Hauptgrund ist die Alterung der Gesellschaft: Bis 2055 dürfte die Zahl der Leistungsempfänger von derzeit mehr als fünf Millionen auf mehr als sieben Millionen ansteigen. Schon aktuell gebe es mehr Pflegebedürftige als früher prognostiziert, so das Ministerium. Zudem habe die jüngste Pflegereform die Pflegebedürftigen in Heimen erheblich entlastet, dazu kommen die höheren Löhne für Pflegekräfte sowie Corona-Folgekosten in Höhe von 6 Milliarden Euro.
Was droht Versicherten?
Im Gespräch ist eine Erhöhung der Pflegebeiträge um 0,3 auf 3,7 Prozent bzw. auf 4,3 Prozent für kinderlose Versicherte. Bei einem Bruttoeinkommen von 3000 Euro entrichtet ein Single ohne Kinder laut dem Ratgeberportal Finanztip pro Monat aktuell Pflegebeiträge in Höhe von 69 Euro. Bei einer möglichen Anhebung um 0,3 Prozentpunkte wären es künftig 78 Euro – also 9 Euro mehr pro Monat beziehungsweise 108 Euro mehr pro Jahr. Eine Mutter mit zwei Kindern mit demselben Gehalt zahlt derzeit 43,50 Euro pro Monat an Pflegebeiträgen. Eine mögliche Erhöhung käme sie ebenfalls mit 9 Euro pro Monat zu stehen, denn ihr Beitrag würde sich auf 52,50 Euro erhöhen.
Was droht Rentnern?
Bei der Pflegeversicherung gibt es keinen Zuschuss von der Rentenversicherung, das heißt: Rentner müssen – anders als Arbeitnehmer, die nur den halben Beitrag zahlen – den gesamten Versicherungsbeitrag bezahlen. Ein Rentner mit zwei Kindern über 25 Jahren und einer Rente von 1800 Euro müsste demnach pro Monat mit einer Mehrbelastung in Höhe von 5,40 Euro rechnen. Sein Beitrag stiege von 61,20 Euro auf 66,60 Euro monatlich. Einen Rentner ohne Kinder würde eine mögliche Erhöhung bei derselben Rentenhöhe genau gleich mehr belasten. Sein Ausgangsbeitrag ist aber mit 72 Euro bereits jetzt höher und stiege nach einer Anpassung um 0,3 Prozentpunkte auf 77,40 Euro pro Monat.
Gibt es andere Möglichkeiten?
Zur kurzfristigen Lösung der finanziellen Probleme fordern Kassen und Sozialverbände sofortige Maßnahmen.

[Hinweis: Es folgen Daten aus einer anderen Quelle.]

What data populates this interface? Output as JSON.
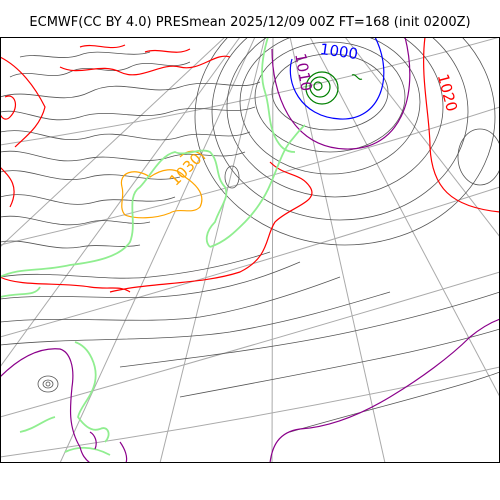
{
  "title": "ECMWF(CC BY 4.0) PRESmean 2025/12/09 00Z FT=168 (init 0200Z)",
  "product": {
    "source": "ECMWF",
    "license": "CC BY 4.0",
    "field": "PRESmean",
    "valid": "2025/12/09 00Z",
    "forecast_time": "FT=168",
    "init": "0200Z"
  },
  "contour_labels": [
    {
      "text": "1000",
      "color": "#0000ff"
    },
    {
      "text": "1010",
      "color": "#8b008b"
    },
    {
      "text": "1020",
      "color": "#ff0000"
    },
    {
      "text": "1030",
      "color": "#ffa500"
    }
  ],
  "colors": {
    "thin_isobar": "#555555",
    "graticule": "#aaaaaa",
    "coast": "#90ee90",
    "low_center": "#008000",
    "high_center": "#ffa500",
    "isobar_1000": "#0000ff",
    "isobar_1010": "#8b008b",
    "isobar_1020": "#ff0000",
    "isobar_1030": "#ffa500"
  }
}
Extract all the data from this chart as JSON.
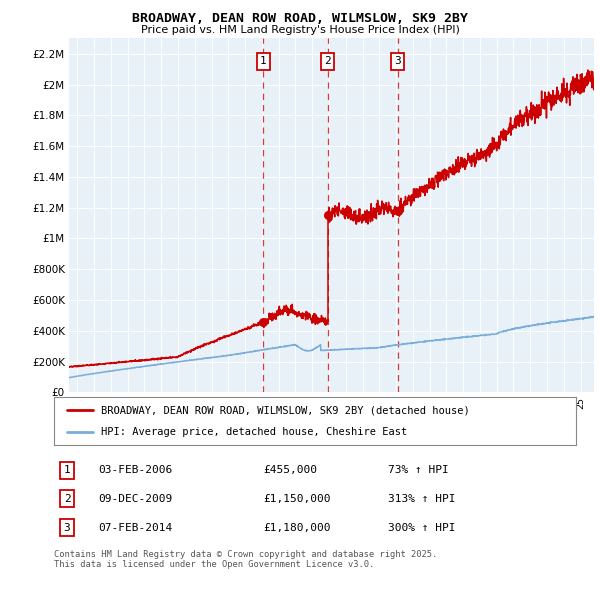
{
  "title": "BROADWAY, DEAN ROW ROAD, WILMSLOW, SK9 2BY",
  "subtitle": "Price paid vs. HM Land Registry's House Price Index (HPI)",
  "legend_line1": "BROADWAY, DEAN ROW ROAD, WILMSLOW, SK9 2BY (detached house)",
  "legend_line2": "HPI: Average price, detached house, Cheshire East",
  "footnote": "Contains HM Land Registry data © Crown copyright and database right 2025.\nThis data is licensed under the Open Government Licence v3.0.",
  "transactions": [
    {
      "num": 1,
      "date": "03-FEB-2006",
      "date_dec": 2006.09,
      "price": 455000,
      "pct": "73%",
      "dir": "↑"
    },
    {
      "num": 2,
      "date": "09-DEC-2009",
      "date_dec": 2009.94,
      "price": 1150000,
      "pct": "313%",
      "dir": "↑"
    },
    {
      "num": 3,
      "date": "07-FEB-2014",
      "date_dec": 2014.1,
      "price": 1180000,
      "pct": "300%",
      "dir": "↑"
    }
  ],
  "red_color": "#cc0000",
  "blue_color": "#7aadda",
  "dashed_color": "#cc0000",
  "background_color": "#e8f0f8",
  "grid_color": "#c8d4e0",
  "ylim": [
    0,
    2300000
  ],
  "xlim_start": 1994.5,
  "xlim_end": 2025.8,
  "yticks": [
    0,
    200000,
    400000,
    600000,
    800000,
    1000000,
    1200000,
    1400000,
    1600000,
    1800000,
    2000000,
    2200000
  ],
  "ytick_labels": [
    "£0",
    "£200K",
    "£400K",
    "£600K",
    "£800K",
    "£1M",
    "£1.2M",
    "£1.4M",
    "£1.6M",
    "£1.8M",
    "£2M",
    "£2.2M"
  ],
  "table_data": [
    [
      "1",
      "03-FEB-2006",
      "£455,000",
      "73% ↑ HPI"
    ],
    [
      "2",
      "09-DEC-2009",
      "£1,150,000",
      "313% ↑ HPI"
    ],
    [
      "3",
      "07-FEB-2014",
      "£1,180,000",
      "300% ↑ HPI"
    ]
  ]
}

Zum einen müsse der Bund für die rund 5,3 Milliarden Euro Sonderausgaben der Pflegeversicherung aus den Corona-Zeiten – etwa für Tests oder Boni fürs Personal – aufkommen. Zum anderen müsse die Pflegeversicherung von der Übernahme der Rentenbeiträge für pflegende Angehörige entlastet werden. Dieser Posten schlage allein in diesem Jahr mit vier Milliarden Euro zu Buche, Tendenz steigend. Dabei handle es sich um eine staatliche Aufgabe.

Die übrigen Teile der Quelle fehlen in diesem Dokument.